As 2013 draws to a close, the coming New Year will see the nation commemorating the centenary of the outbreak of the Great War and the subsequent four years of global conflict that resulted in over 37 million casualties.
Here at The National Library of Wales, we have led a project in partnership with the libraries, special collections, and archives of Wales over the past eighteen months or so to mass digitise primary sources relating to World War One. This has resulted in an online resource which provides access to manuscript and archival sources, photographic material, recruitment posters, newspapers, journals and audio material which reveals the often hidden history of the First World War as it impacted all aspects of Welsh life, language and culture. The Welsh experience of World War One project was officially launched earlier in November.

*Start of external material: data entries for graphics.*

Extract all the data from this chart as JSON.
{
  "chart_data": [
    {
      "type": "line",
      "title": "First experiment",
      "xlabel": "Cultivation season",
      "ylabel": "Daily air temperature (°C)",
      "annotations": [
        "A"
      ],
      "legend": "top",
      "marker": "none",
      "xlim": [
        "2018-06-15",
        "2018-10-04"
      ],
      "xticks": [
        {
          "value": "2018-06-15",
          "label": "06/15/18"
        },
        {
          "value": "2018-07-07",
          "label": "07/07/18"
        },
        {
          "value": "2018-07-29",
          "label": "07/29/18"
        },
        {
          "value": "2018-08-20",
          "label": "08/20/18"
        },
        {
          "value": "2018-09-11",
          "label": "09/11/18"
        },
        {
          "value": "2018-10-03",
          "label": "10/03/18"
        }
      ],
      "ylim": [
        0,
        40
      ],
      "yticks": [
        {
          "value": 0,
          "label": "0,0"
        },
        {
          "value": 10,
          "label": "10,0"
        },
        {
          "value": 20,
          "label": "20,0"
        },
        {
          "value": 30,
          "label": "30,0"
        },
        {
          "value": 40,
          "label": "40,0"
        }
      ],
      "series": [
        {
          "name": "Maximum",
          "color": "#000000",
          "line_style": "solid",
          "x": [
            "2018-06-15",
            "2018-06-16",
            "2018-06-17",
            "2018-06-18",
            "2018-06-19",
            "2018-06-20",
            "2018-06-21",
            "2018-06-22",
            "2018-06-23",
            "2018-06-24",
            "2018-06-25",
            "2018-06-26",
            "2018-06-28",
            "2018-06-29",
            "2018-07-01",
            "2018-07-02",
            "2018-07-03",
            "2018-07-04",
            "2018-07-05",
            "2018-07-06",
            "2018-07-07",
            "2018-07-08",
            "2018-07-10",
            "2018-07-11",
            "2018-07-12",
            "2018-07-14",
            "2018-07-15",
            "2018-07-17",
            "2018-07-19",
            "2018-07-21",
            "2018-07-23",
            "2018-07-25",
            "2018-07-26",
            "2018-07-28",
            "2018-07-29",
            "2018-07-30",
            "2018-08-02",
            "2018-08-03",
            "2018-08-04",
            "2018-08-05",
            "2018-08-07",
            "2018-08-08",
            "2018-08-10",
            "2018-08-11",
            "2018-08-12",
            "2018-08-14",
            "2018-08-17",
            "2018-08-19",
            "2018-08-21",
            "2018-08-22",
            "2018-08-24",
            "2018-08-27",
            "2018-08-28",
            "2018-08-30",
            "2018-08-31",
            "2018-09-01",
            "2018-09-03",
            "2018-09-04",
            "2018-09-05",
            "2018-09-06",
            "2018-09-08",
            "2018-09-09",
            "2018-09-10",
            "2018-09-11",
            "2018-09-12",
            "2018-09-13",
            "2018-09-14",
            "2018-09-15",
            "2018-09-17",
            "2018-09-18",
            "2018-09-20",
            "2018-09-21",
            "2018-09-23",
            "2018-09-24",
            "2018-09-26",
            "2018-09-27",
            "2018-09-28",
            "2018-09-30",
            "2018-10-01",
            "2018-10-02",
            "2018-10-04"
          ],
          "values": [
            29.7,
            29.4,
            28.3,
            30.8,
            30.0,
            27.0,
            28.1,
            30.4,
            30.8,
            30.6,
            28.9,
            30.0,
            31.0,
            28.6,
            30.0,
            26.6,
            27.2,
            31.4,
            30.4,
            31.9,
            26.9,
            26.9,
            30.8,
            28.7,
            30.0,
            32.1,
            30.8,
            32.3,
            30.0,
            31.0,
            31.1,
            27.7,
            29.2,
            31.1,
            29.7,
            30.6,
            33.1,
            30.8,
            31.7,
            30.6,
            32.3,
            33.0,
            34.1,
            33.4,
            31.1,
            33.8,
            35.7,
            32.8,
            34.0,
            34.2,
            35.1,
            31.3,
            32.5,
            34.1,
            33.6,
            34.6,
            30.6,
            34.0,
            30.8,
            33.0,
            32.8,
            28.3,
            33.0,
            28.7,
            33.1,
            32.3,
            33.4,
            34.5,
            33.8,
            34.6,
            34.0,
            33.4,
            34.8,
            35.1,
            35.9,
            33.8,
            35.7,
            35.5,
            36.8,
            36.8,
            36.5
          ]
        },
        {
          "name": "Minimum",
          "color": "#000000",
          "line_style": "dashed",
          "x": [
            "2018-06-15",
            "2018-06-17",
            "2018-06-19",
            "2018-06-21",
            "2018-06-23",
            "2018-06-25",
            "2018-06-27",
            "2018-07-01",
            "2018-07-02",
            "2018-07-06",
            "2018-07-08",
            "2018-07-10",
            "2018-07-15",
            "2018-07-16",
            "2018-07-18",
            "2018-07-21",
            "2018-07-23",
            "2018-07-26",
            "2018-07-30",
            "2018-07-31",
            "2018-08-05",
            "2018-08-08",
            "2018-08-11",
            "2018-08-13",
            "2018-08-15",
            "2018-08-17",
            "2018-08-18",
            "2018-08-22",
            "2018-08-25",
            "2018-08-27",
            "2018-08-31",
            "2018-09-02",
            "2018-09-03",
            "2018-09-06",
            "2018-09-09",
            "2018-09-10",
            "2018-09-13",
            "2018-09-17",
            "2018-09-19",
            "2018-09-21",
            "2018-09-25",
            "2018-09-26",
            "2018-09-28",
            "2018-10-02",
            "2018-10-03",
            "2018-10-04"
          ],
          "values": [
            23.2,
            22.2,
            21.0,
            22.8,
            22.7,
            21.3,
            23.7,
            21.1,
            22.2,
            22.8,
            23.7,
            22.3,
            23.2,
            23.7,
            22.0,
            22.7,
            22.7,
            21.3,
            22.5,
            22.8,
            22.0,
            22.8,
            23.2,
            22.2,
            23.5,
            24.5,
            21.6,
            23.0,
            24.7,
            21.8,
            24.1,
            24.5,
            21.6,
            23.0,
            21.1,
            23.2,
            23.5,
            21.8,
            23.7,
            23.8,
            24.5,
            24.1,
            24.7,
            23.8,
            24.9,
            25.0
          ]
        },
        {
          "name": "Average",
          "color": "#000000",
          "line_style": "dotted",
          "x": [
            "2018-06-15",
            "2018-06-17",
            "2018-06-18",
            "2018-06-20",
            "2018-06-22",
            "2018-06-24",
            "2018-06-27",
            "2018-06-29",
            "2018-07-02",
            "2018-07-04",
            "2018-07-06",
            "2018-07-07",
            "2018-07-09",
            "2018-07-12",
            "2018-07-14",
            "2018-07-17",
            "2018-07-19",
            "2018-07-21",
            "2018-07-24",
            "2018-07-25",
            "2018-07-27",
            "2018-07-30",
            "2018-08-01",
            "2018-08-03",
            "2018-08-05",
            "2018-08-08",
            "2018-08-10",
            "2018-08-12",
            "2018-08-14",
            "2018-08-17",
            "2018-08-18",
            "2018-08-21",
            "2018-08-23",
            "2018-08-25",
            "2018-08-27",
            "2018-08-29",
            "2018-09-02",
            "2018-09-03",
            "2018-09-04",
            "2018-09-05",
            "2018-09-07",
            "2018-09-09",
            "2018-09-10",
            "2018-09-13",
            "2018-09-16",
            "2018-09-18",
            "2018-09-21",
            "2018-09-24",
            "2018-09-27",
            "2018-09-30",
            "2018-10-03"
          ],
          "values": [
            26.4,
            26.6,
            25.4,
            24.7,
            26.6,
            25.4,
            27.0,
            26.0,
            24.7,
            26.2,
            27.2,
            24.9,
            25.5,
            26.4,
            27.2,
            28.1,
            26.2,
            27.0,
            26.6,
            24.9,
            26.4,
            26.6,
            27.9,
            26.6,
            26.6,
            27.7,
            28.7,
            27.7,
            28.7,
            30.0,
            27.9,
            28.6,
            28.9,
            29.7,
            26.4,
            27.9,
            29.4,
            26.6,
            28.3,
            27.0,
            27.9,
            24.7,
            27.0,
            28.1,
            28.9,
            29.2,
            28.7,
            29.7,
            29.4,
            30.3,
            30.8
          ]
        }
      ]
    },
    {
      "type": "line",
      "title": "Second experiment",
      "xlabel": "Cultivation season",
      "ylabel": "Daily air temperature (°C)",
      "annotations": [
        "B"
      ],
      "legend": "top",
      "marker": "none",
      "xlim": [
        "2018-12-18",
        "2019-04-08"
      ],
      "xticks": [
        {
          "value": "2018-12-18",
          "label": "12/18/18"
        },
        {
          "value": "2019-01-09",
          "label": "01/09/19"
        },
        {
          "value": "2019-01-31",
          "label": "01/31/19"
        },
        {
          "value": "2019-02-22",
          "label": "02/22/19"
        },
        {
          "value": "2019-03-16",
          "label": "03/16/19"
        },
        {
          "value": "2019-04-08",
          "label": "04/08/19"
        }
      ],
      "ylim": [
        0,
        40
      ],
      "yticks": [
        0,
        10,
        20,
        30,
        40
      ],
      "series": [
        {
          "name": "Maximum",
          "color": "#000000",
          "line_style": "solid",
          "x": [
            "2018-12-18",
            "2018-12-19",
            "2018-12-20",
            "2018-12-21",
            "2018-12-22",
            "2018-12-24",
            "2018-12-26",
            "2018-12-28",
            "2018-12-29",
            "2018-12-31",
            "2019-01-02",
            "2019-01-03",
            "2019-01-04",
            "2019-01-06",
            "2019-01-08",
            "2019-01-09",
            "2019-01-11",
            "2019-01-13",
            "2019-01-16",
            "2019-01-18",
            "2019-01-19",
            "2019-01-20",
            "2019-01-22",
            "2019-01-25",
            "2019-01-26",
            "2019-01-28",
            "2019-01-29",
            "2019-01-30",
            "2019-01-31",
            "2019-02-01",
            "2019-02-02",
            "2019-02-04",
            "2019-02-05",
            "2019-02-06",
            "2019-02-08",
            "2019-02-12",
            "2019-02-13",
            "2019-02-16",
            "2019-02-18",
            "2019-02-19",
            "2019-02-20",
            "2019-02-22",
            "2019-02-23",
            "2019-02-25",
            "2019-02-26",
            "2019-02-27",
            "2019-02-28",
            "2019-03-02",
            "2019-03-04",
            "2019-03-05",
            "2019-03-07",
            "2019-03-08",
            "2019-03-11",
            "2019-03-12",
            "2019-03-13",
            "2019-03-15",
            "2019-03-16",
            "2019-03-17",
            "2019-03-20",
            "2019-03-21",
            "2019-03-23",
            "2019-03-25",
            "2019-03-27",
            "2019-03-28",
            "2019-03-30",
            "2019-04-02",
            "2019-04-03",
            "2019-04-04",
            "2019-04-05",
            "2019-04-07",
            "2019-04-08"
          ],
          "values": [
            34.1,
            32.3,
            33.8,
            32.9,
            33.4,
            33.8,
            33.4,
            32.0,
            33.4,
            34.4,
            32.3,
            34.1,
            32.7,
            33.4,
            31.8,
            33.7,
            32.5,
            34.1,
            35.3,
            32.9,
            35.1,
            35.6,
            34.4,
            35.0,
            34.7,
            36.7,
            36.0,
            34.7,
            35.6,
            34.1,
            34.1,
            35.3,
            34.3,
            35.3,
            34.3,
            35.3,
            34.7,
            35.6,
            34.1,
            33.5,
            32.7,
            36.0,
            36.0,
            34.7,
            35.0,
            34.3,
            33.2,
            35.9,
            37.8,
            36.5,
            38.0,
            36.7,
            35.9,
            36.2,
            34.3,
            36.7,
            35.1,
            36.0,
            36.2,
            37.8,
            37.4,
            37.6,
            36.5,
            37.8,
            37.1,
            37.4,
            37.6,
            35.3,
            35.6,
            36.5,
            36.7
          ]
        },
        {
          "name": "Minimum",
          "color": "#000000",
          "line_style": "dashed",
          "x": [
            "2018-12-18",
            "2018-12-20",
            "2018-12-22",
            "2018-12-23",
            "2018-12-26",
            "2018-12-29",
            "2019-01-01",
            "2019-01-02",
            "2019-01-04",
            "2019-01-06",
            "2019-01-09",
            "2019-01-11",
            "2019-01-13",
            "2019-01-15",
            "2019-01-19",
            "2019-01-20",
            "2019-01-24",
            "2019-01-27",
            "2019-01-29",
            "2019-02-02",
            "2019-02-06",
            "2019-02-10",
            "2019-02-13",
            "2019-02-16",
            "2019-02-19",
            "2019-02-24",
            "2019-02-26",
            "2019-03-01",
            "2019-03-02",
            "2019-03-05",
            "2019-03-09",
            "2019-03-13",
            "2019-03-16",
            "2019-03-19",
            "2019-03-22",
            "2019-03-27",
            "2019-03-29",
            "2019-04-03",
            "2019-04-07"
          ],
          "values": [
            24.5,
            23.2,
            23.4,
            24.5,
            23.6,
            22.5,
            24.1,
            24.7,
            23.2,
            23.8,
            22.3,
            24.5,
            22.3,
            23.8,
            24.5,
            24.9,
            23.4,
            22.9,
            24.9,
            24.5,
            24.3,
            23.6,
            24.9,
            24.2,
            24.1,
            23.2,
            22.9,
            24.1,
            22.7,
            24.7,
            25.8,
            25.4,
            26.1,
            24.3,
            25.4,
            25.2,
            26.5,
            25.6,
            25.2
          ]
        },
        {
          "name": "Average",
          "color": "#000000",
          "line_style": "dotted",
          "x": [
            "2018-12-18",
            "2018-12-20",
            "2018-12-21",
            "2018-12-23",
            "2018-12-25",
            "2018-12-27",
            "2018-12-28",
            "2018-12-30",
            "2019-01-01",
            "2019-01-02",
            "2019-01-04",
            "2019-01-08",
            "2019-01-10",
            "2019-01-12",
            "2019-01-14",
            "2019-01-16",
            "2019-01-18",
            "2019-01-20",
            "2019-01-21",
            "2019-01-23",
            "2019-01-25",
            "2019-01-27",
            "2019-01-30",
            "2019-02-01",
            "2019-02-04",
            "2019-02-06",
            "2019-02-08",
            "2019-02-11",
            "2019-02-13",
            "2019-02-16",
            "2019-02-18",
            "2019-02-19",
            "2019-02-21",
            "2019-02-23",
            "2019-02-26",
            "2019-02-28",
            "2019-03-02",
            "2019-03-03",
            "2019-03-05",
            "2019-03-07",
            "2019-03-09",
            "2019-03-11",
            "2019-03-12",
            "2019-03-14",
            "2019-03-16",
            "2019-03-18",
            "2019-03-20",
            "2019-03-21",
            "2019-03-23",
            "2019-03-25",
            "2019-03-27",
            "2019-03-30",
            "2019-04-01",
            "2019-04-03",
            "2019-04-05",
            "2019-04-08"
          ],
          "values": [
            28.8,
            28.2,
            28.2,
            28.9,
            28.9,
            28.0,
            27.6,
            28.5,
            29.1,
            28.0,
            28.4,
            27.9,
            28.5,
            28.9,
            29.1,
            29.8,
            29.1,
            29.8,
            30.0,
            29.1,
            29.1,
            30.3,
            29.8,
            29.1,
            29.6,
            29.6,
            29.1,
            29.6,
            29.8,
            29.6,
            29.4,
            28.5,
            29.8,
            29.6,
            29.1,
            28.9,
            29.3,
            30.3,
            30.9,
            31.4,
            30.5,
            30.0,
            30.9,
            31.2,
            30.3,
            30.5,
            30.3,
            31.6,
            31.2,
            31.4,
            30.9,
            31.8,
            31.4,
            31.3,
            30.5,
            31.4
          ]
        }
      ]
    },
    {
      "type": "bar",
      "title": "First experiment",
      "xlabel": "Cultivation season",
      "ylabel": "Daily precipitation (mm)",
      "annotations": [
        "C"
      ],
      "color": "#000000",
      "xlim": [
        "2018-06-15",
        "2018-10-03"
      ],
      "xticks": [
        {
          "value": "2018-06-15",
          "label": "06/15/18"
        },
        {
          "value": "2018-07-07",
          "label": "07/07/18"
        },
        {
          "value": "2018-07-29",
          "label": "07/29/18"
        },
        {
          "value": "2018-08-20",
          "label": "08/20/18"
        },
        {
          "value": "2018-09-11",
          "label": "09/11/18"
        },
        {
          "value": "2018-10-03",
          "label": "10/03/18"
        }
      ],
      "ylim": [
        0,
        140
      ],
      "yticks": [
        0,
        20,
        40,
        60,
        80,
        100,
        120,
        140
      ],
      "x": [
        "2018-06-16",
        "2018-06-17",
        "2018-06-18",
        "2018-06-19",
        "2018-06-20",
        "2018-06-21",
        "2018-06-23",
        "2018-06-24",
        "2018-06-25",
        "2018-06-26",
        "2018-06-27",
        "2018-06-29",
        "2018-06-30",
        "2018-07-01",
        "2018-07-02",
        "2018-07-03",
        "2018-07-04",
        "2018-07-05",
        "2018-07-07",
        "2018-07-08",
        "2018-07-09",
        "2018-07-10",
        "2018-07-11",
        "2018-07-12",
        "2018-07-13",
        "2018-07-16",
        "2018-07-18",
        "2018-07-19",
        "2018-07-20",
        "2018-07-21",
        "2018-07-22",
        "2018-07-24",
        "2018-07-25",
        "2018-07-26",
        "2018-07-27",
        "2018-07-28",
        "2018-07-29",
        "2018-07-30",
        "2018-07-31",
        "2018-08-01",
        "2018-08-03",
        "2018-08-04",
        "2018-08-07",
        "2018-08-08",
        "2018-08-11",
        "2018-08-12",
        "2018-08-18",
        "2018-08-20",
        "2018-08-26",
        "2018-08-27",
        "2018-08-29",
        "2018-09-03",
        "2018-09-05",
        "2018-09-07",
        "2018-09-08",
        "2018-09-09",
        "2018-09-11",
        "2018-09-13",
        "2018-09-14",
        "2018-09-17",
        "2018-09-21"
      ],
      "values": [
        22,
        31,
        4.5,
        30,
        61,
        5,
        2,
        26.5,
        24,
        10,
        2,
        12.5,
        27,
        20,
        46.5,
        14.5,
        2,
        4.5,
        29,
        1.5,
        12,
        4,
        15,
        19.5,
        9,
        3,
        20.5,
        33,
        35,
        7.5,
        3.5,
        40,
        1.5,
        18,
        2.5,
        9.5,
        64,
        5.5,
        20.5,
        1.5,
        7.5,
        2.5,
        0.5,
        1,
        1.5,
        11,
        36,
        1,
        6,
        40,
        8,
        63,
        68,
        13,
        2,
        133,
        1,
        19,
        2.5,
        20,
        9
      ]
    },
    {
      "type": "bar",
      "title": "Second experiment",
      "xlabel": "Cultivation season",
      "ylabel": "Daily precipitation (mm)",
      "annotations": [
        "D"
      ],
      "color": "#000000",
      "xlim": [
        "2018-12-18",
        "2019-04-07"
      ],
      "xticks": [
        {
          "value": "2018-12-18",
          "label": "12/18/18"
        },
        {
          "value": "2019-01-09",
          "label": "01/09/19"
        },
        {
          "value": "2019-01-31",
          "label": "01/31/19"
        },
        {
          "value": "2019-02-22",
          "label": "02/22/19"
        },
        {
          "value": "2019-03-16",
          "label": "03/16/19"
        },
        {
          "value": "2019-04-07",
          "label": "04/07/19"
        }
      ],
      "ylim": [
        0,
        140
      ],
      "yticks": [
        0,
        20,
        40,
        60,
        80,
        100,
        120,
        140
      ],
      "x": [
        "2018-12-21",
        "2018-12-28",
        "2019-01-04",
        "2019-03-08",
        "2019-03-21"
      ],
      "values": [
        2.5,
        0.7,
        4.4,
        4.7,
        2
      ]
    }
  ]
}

Throughout the project, as an archivist, I have been working closely with the original material ensuring that the collections and metadata were represented accurately for the project. And, as it is nearly Christmas, what a better way of illustrating the content available than for me to highlight some of the historical sources that can be found in the digital archive that provides an insight to Christmastime during the War years.
Several Christmas cards can be found which are scattered among many collections. A good selection can be found here which were mainly addressed to Sergeant Major Richard Fear, the founder and organiser of the Aberystwyth Weekly Comforts for Fighters Fund, from soldiers serving overseas.
Letters of thanks were also written in the trench on Christmas Day thanking the generosity of the Fund in sending special Christmas parcels that usually contained a Christmas cake, plum pudding, chocolate and the usual supply of cigarettes.
A special addendum within the War Diary of the 15th Battalion of the Royal Welsh Fusiliers can be seen for the 25th of December 1916. A room at Bollezeele Station in northern France was hired, cleaned, furnished and decorated for a Battalion Christmas dinner. Six hundred men were served soup, turkey and vegetables, Christmas pudding and sweets which were washed down with stout and beer, and a concert followed which was given entirely by the men and lasted until eleven o’clock in the evening, when all were “well satisfied”.
However, the entry for Christmas Day 1917 provides a contrasting account. The dinners were served in the trenches, although noted that it was “thoroughly enjoyed by all”, and during the afternoon, gifts were distributed in the cold weather.
These, hopefully, provides one with a glimpse of what can be read and learned from the primary sources that are freely available on Cymru1914.org. Take an opportunity to see what you’ll discover yourself.